To be what the series really is at heart, a heroic dungeon crawler.
I want the game to have more darkness like Ocarina of Time.
I want them to take everything Breath of the Wild did and throw it into the garbage. Just pretend the last decade of their games didn't happen and start back from there. I hate every part of that experience and I hate everyone who hypes it up so much that they made a literal direct and worse sequel to it.
I enjoyed a lot of the ideas and directions the 3DS spinoffs were getting up to, and I'd like to see them get proper big budget treatments to maybe fully flesh them out instead of being stuck as half gimmick games that nobody plays.
Not a sandbox.
A design philosophy along the lines of OoT, ALttP, Minish Cap, and the second quarter of Wind Waker. Not nearly as linear as TP or SS, But more structured than BotW.

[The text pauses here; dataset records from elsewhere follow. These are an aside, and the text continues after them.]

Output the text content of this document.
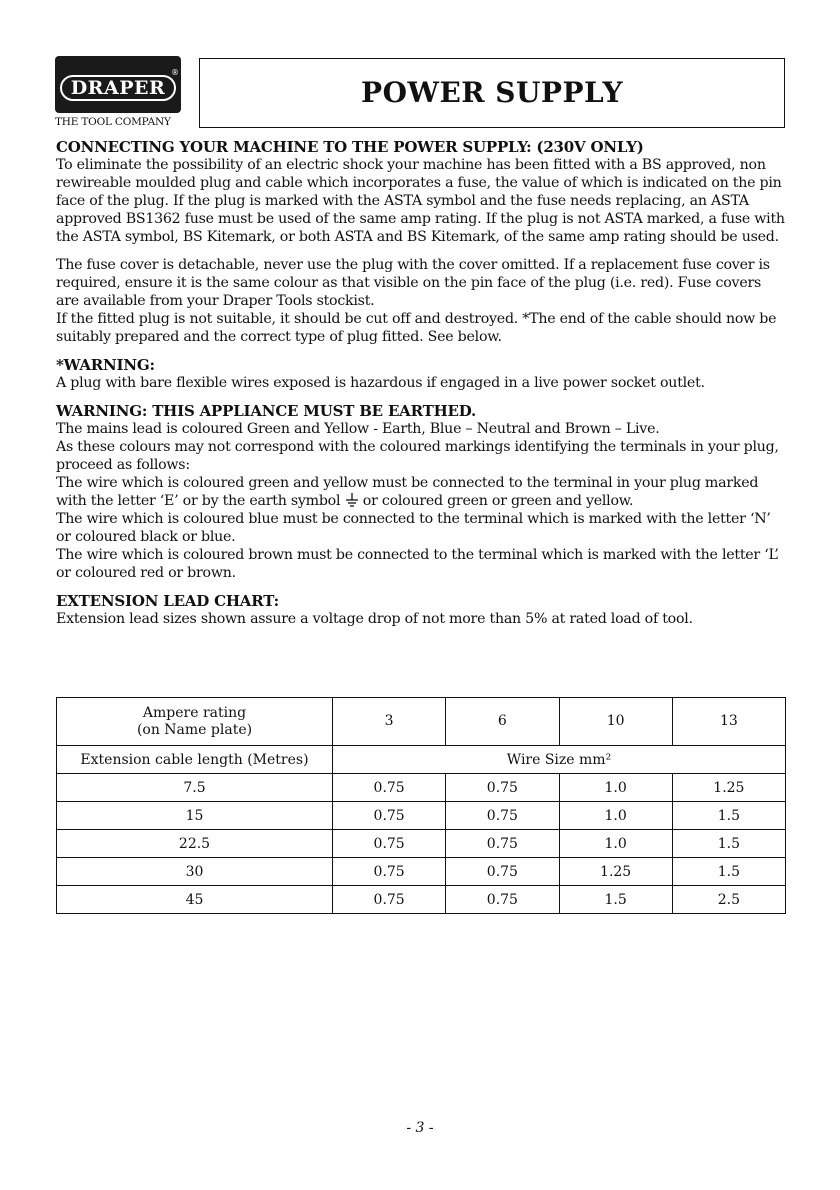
DRAPER
®
THE TOOL COMPANY
POWER SUPPLY
CONNECTING YOUR MACHINE TO THE POWER SUPPLY: (230V ONLY)

To eliminate the possibility of an electric shock your machine has been fitted with a BS approved, non rewireable moulded plug and cable which incorporates a fuse, the value of which is indicated on the pin face of the plug. If the plug is marked with the ASTA symbol and the fuse needs replacing, an ASTA approved BS1362 fuse must be used of the same amp rating. If the plug is not ASTA marked, a fuse with the ASTA symbol, BS Kitemark, or both ASTA and BS Kitemark, of the same amp rating should be used.

The fuse cover is detachable, never use the plug with the cover omitted. If a replacement fuse cover is required, ensure it is the same colour as that visible on the pin face of the plug (i.e. red). Fuse covers are available from your Draper Tools stockist.

If the fitted plug is not suitable, it should be cut off and destroyed. *The end of the cable should now be suitably prepared and the correct type of plug fitted. See below.

*WARNING:

A plug with bare flexible wires exposed is hazardous if engaged in a live power socket outlet.

WARNING: THIS APPLIANCE MUST BE EARTHED.

The mains lead is coloured Green and Yellow - Earth, Blue – Neutral and Brown – Live.

As these colours may not correspond with the coloured markings identifying the terminals in your plug, proceed as follows:

The wire which is coloured green and yellow must be connected to the terminal in your plug marked with the letter ‘E’ or by the earth symbol or coloured green or green and yellow.

The wire which is coloured blue must be connected to the terminal which is marked with the letter ‘N’ or coloured black or blue.

The wire which is coloured brown must be connected to the terminal which is marked with the letter ‘L’ or coloured red or brown.

EXTENSION LEAD CHART:

Extension lead sizes shown assure a voltage drop of not more than 5% at rated load of tool.

Ampere rating
(on Name plate)	3	6	10	13
Extension cable length (Metres)	Wire Size mm²			
7.5	0.75	0.75	1.0	1.25
15	0.75	0.75	1.0	1.5
22.5	0.75	0.75	1.0	1.5
30	0.75	0.75	1.25	1.5
45	0.75	0.75	1.5	2.5
- 3 -
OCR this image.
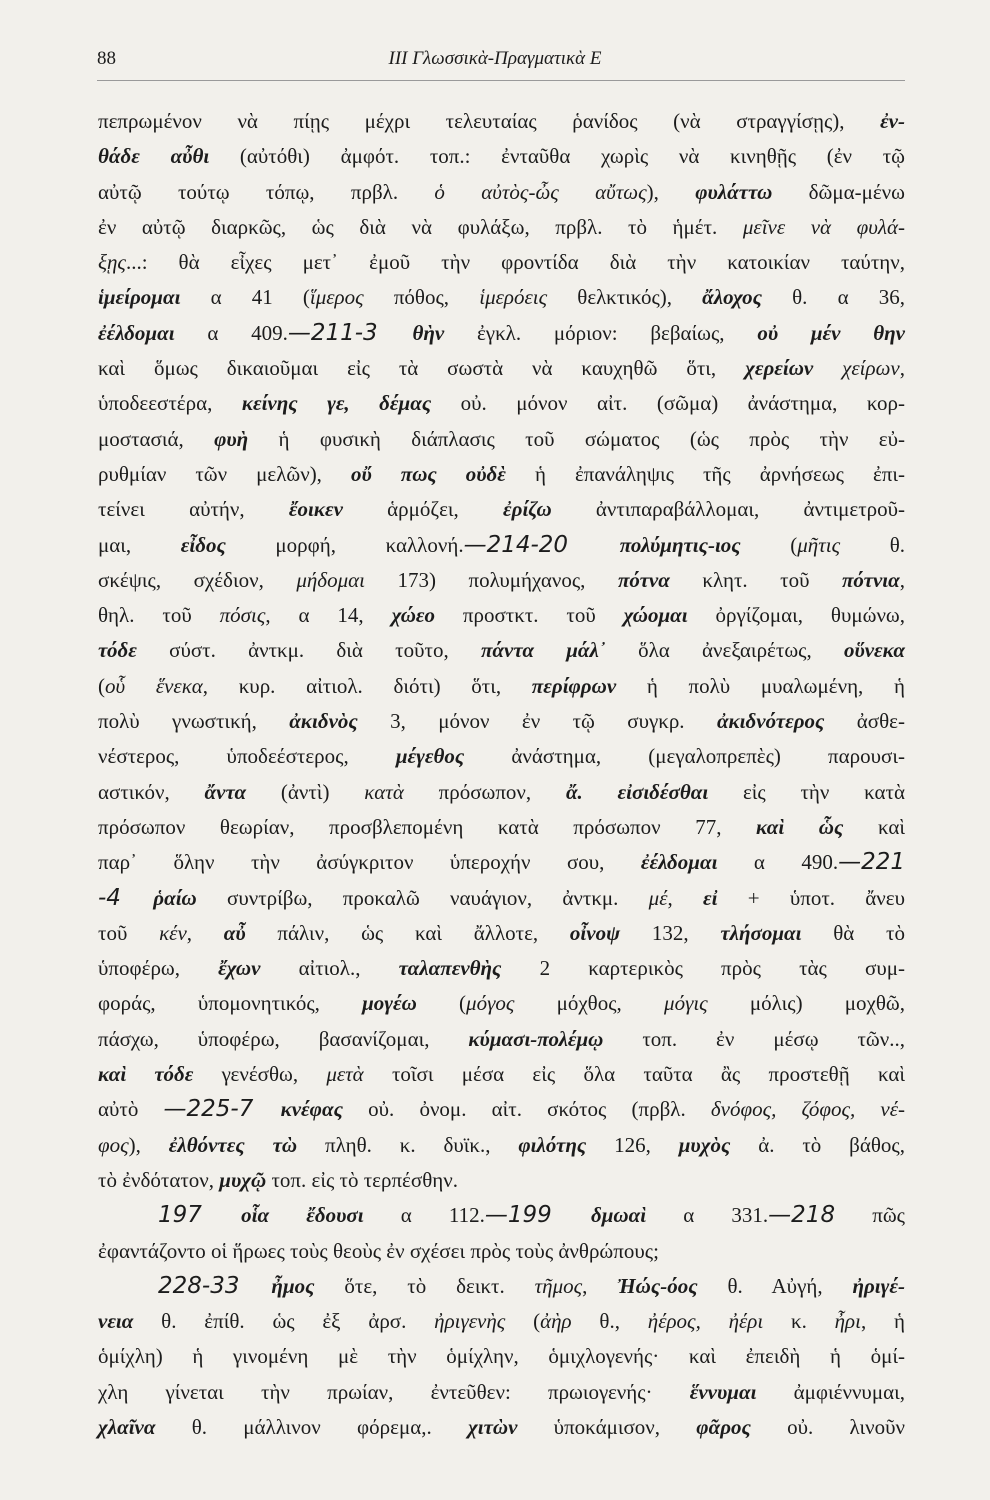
88	III Γλωσσικὰ-Πραγματικὰ Ε
πεπρωμένον νὰ πίῃς μέχρι τελευταίας ῥανίδος (νὰ στραγγίσῃς), ἐν-
θάδε αὖθι (αὐτόθι) ἀμφότ. τοπ.: ἐνταῦθα χωρὶς νὰ κινηθῇς (ἐν τῷ
αὐτῷ τούτῳ τόπῳ, πρβλ. ὁ αὐτὸς-ὦς αὔτως), φυλάττω δῶμα-μένω
ἐν αὐτῷ διαρκῶς, ὡς διὰ νὰ φυλάξω, πρβλ. τὸ ἡμέτ. μεῖνε νὰ φυλά-
ξῃς...: θὰ εἶχες μετ᾽ ἐμοῦ τὴν φροντίδα διὰ τὴν κατοικίαν ταύτην,
ἱμείρομαι α 41 (ἵμερος πόθος, ἱμερόεις θελκτικός), ἄλοχος θ. α 36,
ἐέλδομαι α 409.—211-3 θὴν ἐγκλ. μόριον: βεβαίως, οὐ μέν θην
καὶ ὅμως δικαιοῦμαι εἰς τὰ σωστὰ νὰ καυχηθῶ ὅτι, χερείων χείρων,
ὑποδεεστέρα, κείνης γε, δέμας οὐ. μόνον αἰτ. (σῶμα) ἀνάστημα, κορ-
μοστασιά, φυὴ ἡ φυσικὴ διάπλασις τοῦ σώματος (ὡς πρὸς τὴν εὐ-
ρυθμίαν τῶν μελῶν), οὔ πως οὐδὲ ἡ ἐπανάληψις τῆς ἀρνήσεως ἐπι-
τείνει αὐτήν, ἔοικεν ἁρμόζει, ἐρίζω ἀντιπαραβάλλομαι, ἀντιμετροῦ-
μαι, εἶδος μορφή, καλλονή.—214-20 πολύμητις-ιος (μῆτις θ.
σκέψις, σχέδιον, μήδομαι 173) πολυμήχανος, πότνα κλητ. τοῦ πότνια,
θηλ. τοῦ πόσις, α 14, χώεο προστκτ. τοῦ χώομαι ὀργίζομαι, θυμώνω,
τόδε σύστ. ἀντκμ. διὰ τοῦτο, πάντα μάλ᾽ ὅλα ἀνεξαιρέτως, οὕνεκα
(οὗ ἕνεκα, κυρ. αἰτιολ. διότι) ὅτι, περίφρων ἡ πολὺ μυαλωμένη, ἡ
πολὺ γνωστική, ἀκιδνὸς 3, μόνον ἐν τῷ συγκρ. ἀκιδνότερος ἀσθε-
νέστερος, ὑποδεέστερος, μέγεθος ἀνάστημα, (μεγαλοπρεπὲς) παρουσι-
αστικόν, ἄντα (ἀντὶ) κατὰ πρόσωπον, ἄ. εἰσιδέσθαι εἰς τὴν κατὰ
πρόσωπον θεωρίαν, προσβλεπομένη κατὰ πρόσωπον 77, καὶ ὧς καὶ
παρ᾽ ὅλην τὴν ἀσύγκριτον ὑπεροχήν σου, ἐέλδομαι α 490.—221
-4 ῥαίω συντρίβω, προκαλῶ ναυάγιον, ἀντκμ. μέ, εἰ + ὑποτ. ἄνευ
τοῦ κέν, αὖ πάλιν, ὡς καὶ ἄλλοτε, οἶνοψ 132, τλήσομαι θὰ τὸ
ὑποφέρω, ἔχων αἰτιολ., ταλαπενθὴς 2 καρτερικὸς πρὸς τὰς συμ-
φοράς, ὑπομονητικός, μογέω (μόγος μόχθος, μόγις μόλις) μοχθῶ,
πάσχω, ὑποφέρω, βασανίζομαι, κύμασι-πολέμῳ τοπ. ἐν μέσῳ τῶν..,
καὶ τόδε γενέσθω, μετὰ τοῖσι μέσα εἰς ὅλα ταῦτα ἂς προστεθῇ καὶ
αὐτὸ —225-7 κνέφας οὐ. ὀνομ. αἰτ. σκότος (πρβλ. δνόφος, ζόφος, νέ-
φος), ἐλθόντες τὼ πληθ. κ. δυϊκ., φιλότης 126, μυχὸς ἀ. τὸ βάθος,
τὸ ἐνδότατον, μυχῷ τοπ. εἰς τὸ τερπέσθην.
197 οἷα ἔδουσι α 112.—199 δμωαὶ α 331.—218 πῶς
ἐφαντάζοντο οἱ ἥρωες τοὺς θεοὺς ἐν σχέσει πρὸς τοὺς ἀνθρώπους;
228-33 ἦμος ὅτε, τὸ δεικτ. τῆμος, Ἠώς-όος θ. Αὐγή, ἠριγέ-
νεια θ. ἐπίθ. ὡς ἐξ ἀρσ. ἠριγενὴς (ἀὴρ θ., ἠέρος, ἠέρι κ. ἦρι, ἡ
ὁμίχλη) ἡ γινομένη μὲ τὴν ὁμίχλην, ὁμιχλογενής· καὶ ἐπειδὴ ἡ ὁμί-
χλη γίνεται τὴν πρωίαν, ἐντεῦθεν: πρωιογενής· ἕννυμαι ἀμφιέννυμαι,
χλαῖνα θ. μάλλινον φόρεμα,. χιτὼν ὑποκάμισον, φᾶρος οὐ. λινοῦν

I want them to bring back character progression. BOTOTK giving you pretty much all of the tools needed to break the game over your knee right at the start was a novel idea, but I want the game to use the classic "Here's a new tool. You can use this to do new things in the world and reach new places!"
wow, a thread about videogames for once...
I want to see something with the same flavor as Link to the Past again. I don't think I've seen anything that gives me quite the same vibe since that game. Instead of changing up the formula so much, I'd rather seem them polish and perfect it. Honestly though, I don't know that I'm really the audience that franchise is after anymore. They moved on and I think I may have too.
I want Zelda to be modeled after Zendaya and Link after Pedro Pascal
The main thing I'd like to see is a release on non-Nintendo hardware. Yes, I know that the odds of it happening are basically non-existent, but it's been years since I could could care about system-exclusive games, and today there's zero technical reason for it. Even if the game comes out as a 10/10 absolute classic best game in history, I don't feel like giving Nintendo $4-500 or whatever the Switch 2 costs just so I can buy a game from them.
No sandbox bullshit. Give me 8 dungeons where each dungeon focuses on a newly acquired item. And bring back the fucking hookshot.
Majora’s Mask 2.
heads up this will be long.
myself, i would love a return of the transformations the series along with some other things.
i mean you got spell casters often working for ganon and you notice link mowing down your goons slaying your elite guards/minions with the help of the master sword and some crap you left laying loose in the freakin dungeon why not turn him into something that cant fight properly/as efficently?
as a bonus to turning him into a rabbit again or something similar it would make using the master sword awkward at best if not make it impossible outright. heck if the magic is strong enough it might even make sacred power unuseable, buying ganon or whoevers in charge extra time.
would also give them an excuse to bring farore into the picture as the main support. (yes im kinda salty they wasted that plot) but with a foe dealing in magic that is cryptic she makes sense. could even make sense to spin it back on the caster by making the intial bad forms more useful with upgrades after dispeling them. mostly because i find backfires of this nature hilarious.
annother thing i would like back is the ring system, with more memory avalible they could really go nuts.
lastly would like the older areas in the series to be vistable even if not plot relevent. i mean if your going to go open world why not go the whole hog? could even make time travel and season manipulation a thing again this time combining them.
last thing as this is long enough, a new antag. gannons nice and all but surely he cant be the only threat to hyrule? heck could make his death/defeat the plot instigator
It should be a minecraft clone! People love minecraft, and play it, so Zelda should be a fake pale imitation of it!
The first Dragon Quest Builders game was awesome!
A 2d game that combined and expanded on the gameplay of both Phantom Hourglass and Spirit Tracks. IMO those were peak.
Alternatively just re-do BotW again but with more epic setpiece scenes like from Twilight Princess and missions to break up the open world pacing.